Zandi emphasized that, as consumer purchasing power diminishes with rising prices, a reduction in economic activity and hiring may soon follow. Hiring rates are stagnating at levels reminiscent of 2014, a time when the economy was still recovering from the Great Recession. Trump has asserted that his tariffs are leading to a “booming” economy, yet he simultaneously urges the Federal Reserve to lower interest rates to facilitate borrowing.
Despite the visible signs of economic strain, analysts caution that the Fed may maintain elevated rates for the time being to manage inflation.
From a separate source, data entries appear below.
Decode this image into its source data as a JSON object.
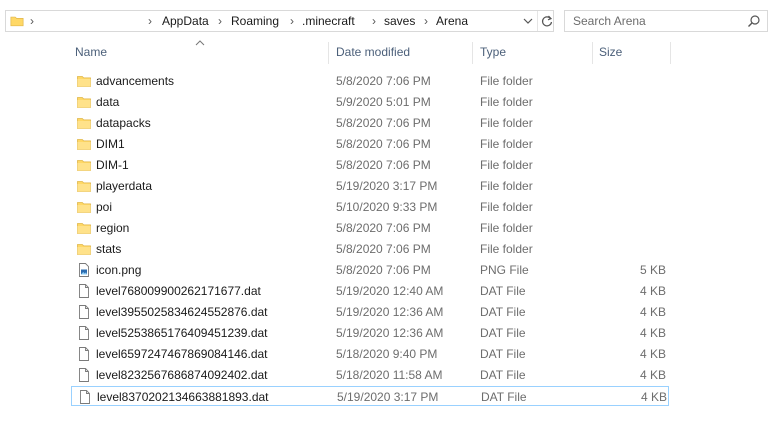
{
  "address_bar": {
    "breadcrumbs": [
      "AppData",
      "Roaming",
      ".minecraft",
      "saves",
      "Arena"
    ]
  },
  "search": {
    "placeholder": "Search Arena"
  },
  "columns": {
    "name": "Name",
    "date_modified": "Date modified",
    "type": "Type",
    "size": "Size",
    "sorted_by": "Name",
    "sort_direction": "ascending"
  },
  "files": [
    {
      "name": "advancements",
      "date": "5/8/2020 7:06 PM",
      "type": "File folder",
      "size": "",
      "icon": "folder-icon"
    },
    {
      "name": "data",
      "date": "5/9/2020 5:01 PM",
      "type": "File folder",
      "size": "",
      "icon": "folder-icon"
    },
    {
      "name": "datapacks",
      "date": "5/8/2020 7:06 PM",
      "type": "File folder",
      "size": "",
      "icon": "folder-icon"
    },
    {
      "name": "DIM1",
      "date": "5/8/2020 7:06 PM",
      "type": "File folder",
      "size": "",
      "icon": "folder-icon"
    },
    {
      "name": "DIM-1",
      "date": "5/8/2020 7:06 PM",
      "type": "File folder",
      "size": "",
      "icon": "folder-icon"
    },
    {
      "name": "playerdata",
      "date": "5/19/2020 3:17 PM",
      "type": "File folder",
      "size": "",
      "icon": "folder-icon"
    },
    {
      "name": "poi",
      "date": "5/10/2020 9:33 PM",
      "type": "File folder",
      "size": "",
      "icon": "folder-icon"
    },
    {
      "name": "region",
      "date": "5/8/2020 7:06 PM",
      "type": "File folder",
      "size": "",
      "icon": "folder-icon"
    },
    {
      "name": "stats",
      "date": "5/8/2020 7:06 PM",
      "type": "File folder",
      "size": "",
      "icon": "folder-icon"
    },
    {
      "name": "icon.png",
      "date": "5/8/2020 7:06 PM",
      "type": "PNG File",
      "size": "5 KB",
      "icon": "image-file-icon"
    },
    {
      "name": "level768009900262171677.dat",
      "date": "5/19/2020 12:40 AM",
      "type": "DAT File",
      "size": "4 KB",
      "icon": "file-icon"
    },
    {
      "name": "level3955025834624552876.dat",
      "date": "5/19/2020 12:36 AM",
      "type": "DAT File",
      "size": "4 KB",
      "icon": "file-icon"
    },
    {
      "name": "level5253865176409451239.dat",
      "date": "5/19/2020 12:36 AM",
      "type": "DAT File",
      "size": "4 KB",
      "icon": "file-icon"
    },
    {
      "name": "level6597247467869084146.dat",
      "date": "5/18/2020 9:40 PM",
      "type": "DAT File",
      "size": "4 KB",
      "icon": "file-icon"
    },
    {
      "name": "level8232567686874092402.dat",
      "date": "5/18/2020 11:58 AM",
      "type": "DAT File",
      "size": "4 KB",
      "icon": "file-icon"
    },
    {
      "name": "level8370202134663881893.dat",
      "date": "5/19/2020 3:17 PM",
      "type": "DAT File",
      "size": "4 KB",
      "icon": "file-icon",
      "selected": true
    }
  ],
  "colors": {
    "folder": "#ffd866",
    "header_text": "#4c607a",
    "secondary_text": "#6d6d6d",
    "selection_border": "#99d1ff"
  }
}
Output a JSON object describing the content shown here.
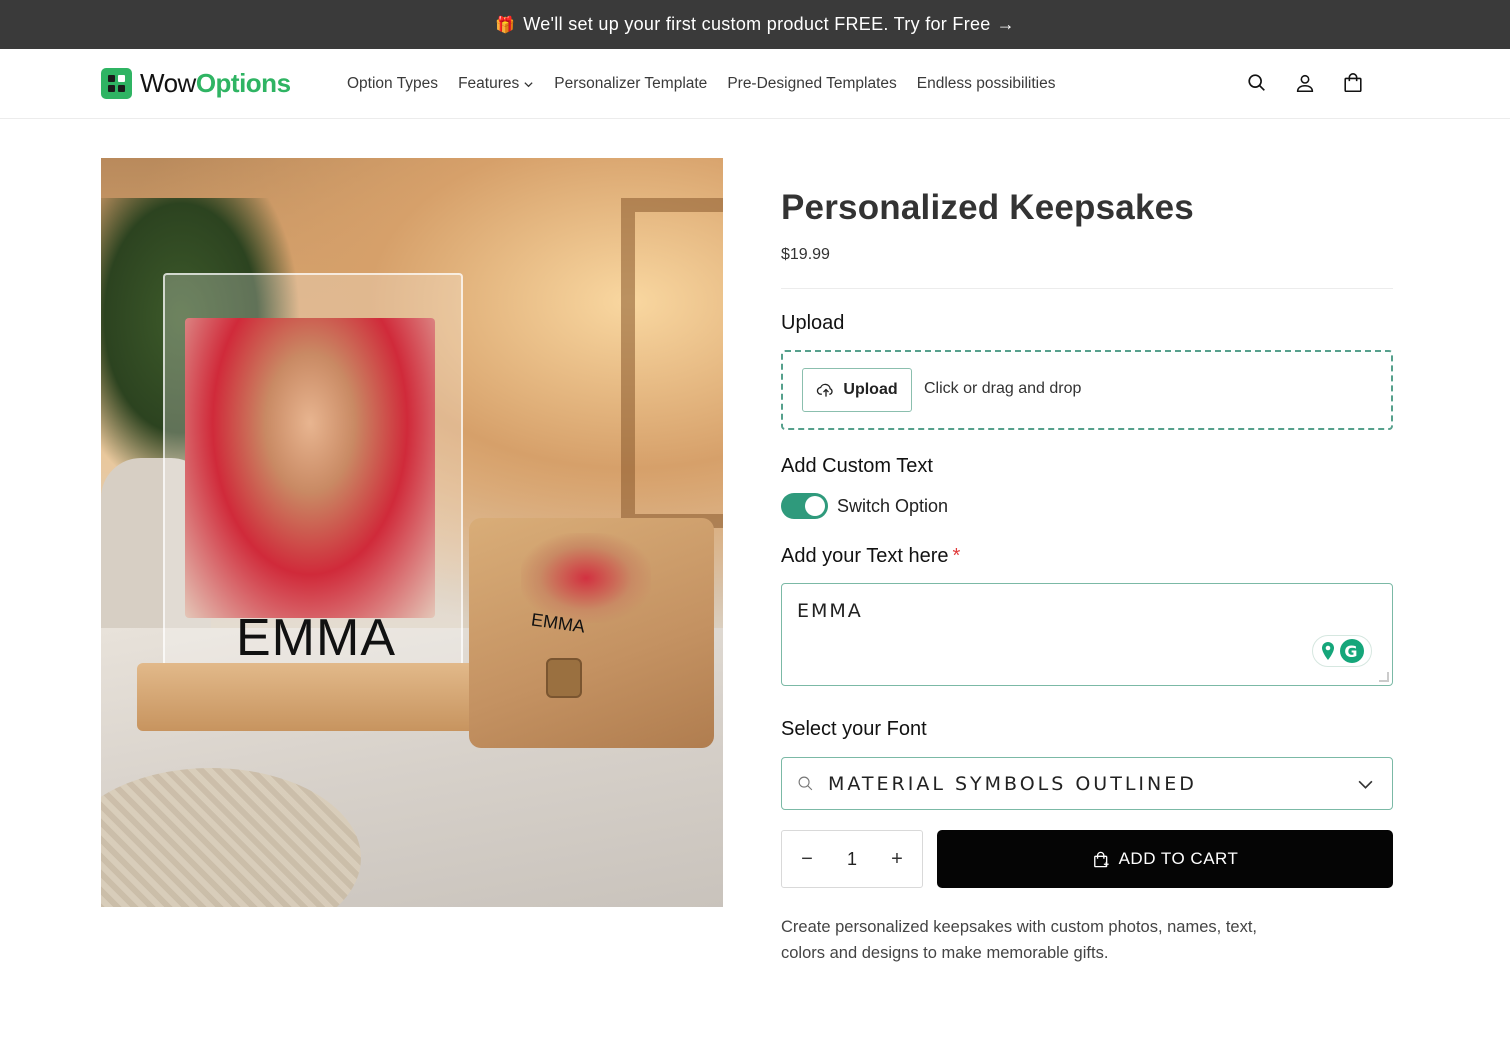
{
  "announcement": {
    "text": "We'll set up your first custom product FREE. Try for Free",
    "icon": "gift-icon",
    "arrow_icon": "arrow-right-icon"
  },
  "header": {
    "logo": {
      "word1": "Wow",
      "word2": "Options"
    },
    "nav": [
      {
        "label": "Option Types"
      },
      {
        "label": "Features",
        "has_dropdown": true
      },
      {
        "label": "Personalizer Template"
      },
      {
        "label": "Pre-Designed Templates"
      },
      {
        "label": "Endless possibilities"
      }
    ],
    "icons": [
      "search-icon",
      "account-icon",
      "cart-icon"
    ]
  },
  "product": {
    "image_text": {
      "block_name": "EMMA",
      "box_name": "EMMA"
    },
    "title": "Personalized Keepsakes",
    "price": "$19.99",
    "upload": {
      "label": "Upload",
      "button_label": "Upload",
      "hint": "Click or drag and drop"
    },
    "custom_text": {
      "label": "Add Custom Text",
      "switch_label": "Switch Option",
      "switch_on": true
    },
    "text_field": {
      "label": "Add your Text here",
      "required_mark": "*",
      "value": "EMMA"
    },
    "font": {
      "label": "Select your Font",
      "selected": "MATERIAL SYMBOLS OUTLINED"
    },
    "quantity": {
      "minus": "−",
      "value": "1",
      "plus": "+"
    },
    "add_to_cart": "ADD TO CART",
    "description": "Create personalized keepsakes with custom photos, names, text, colors and designs to make memorable gifts."
  },
  "colors": {
    "announcement_bg": "#3a3a3a",
    "brand_green": "#2fb463",
    "accent_teal": "#2f9a7c",
    "cart_button_bg": "#050505"
  }
}
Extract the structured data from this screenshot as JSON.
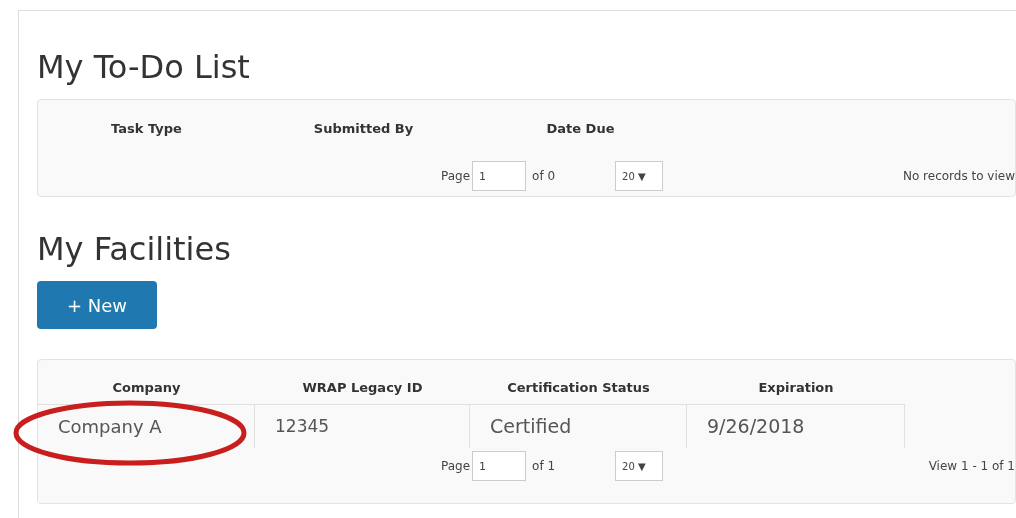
{
  "todo": {
    "title": "My To-Do List",
    "columns": [
      "Task Type",
      "Submitted By",
      "Date Due"
    ],
    "pager": {
      "page_label": "Page",
      "page": "1",
      "of": "of 0",
      "page_size": "20 ▼",
      "records": "No records to view"
    }
  },
  "facilities": {
    "title": "My Facilities",
    "new_button": "+ New",
    "columns": [
      "Company",
      "WRAP Legacy ID",
      "Certification Status",
      "Expiration"
    ],
    "rows": [
      {
        "cells": [
          "Company A",
          "12345",
          "Certified",
          "9/26/2018"
        ],
        "circled": true
      }
    ],
    "pager": {
      "page_label": "Page",
      "page": "1",
      "of": "of 1",
      "page_size": "20 ▼",
      "records": "View 1 - 1 of 1"
    }
  }
}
As Andrew Husby from BNP Paribas stated, substantial changes in the economy would need to occur before relief through lowered borrowing costs is realized for consumers.
In conclusion, while economic indicators such as job growth may show some stability, the broader picture suggests caution with inflation looming and the job market showing signs of fragility. This complexity indicates that the economic landscape will likely continue to be challenging in the upcoming months.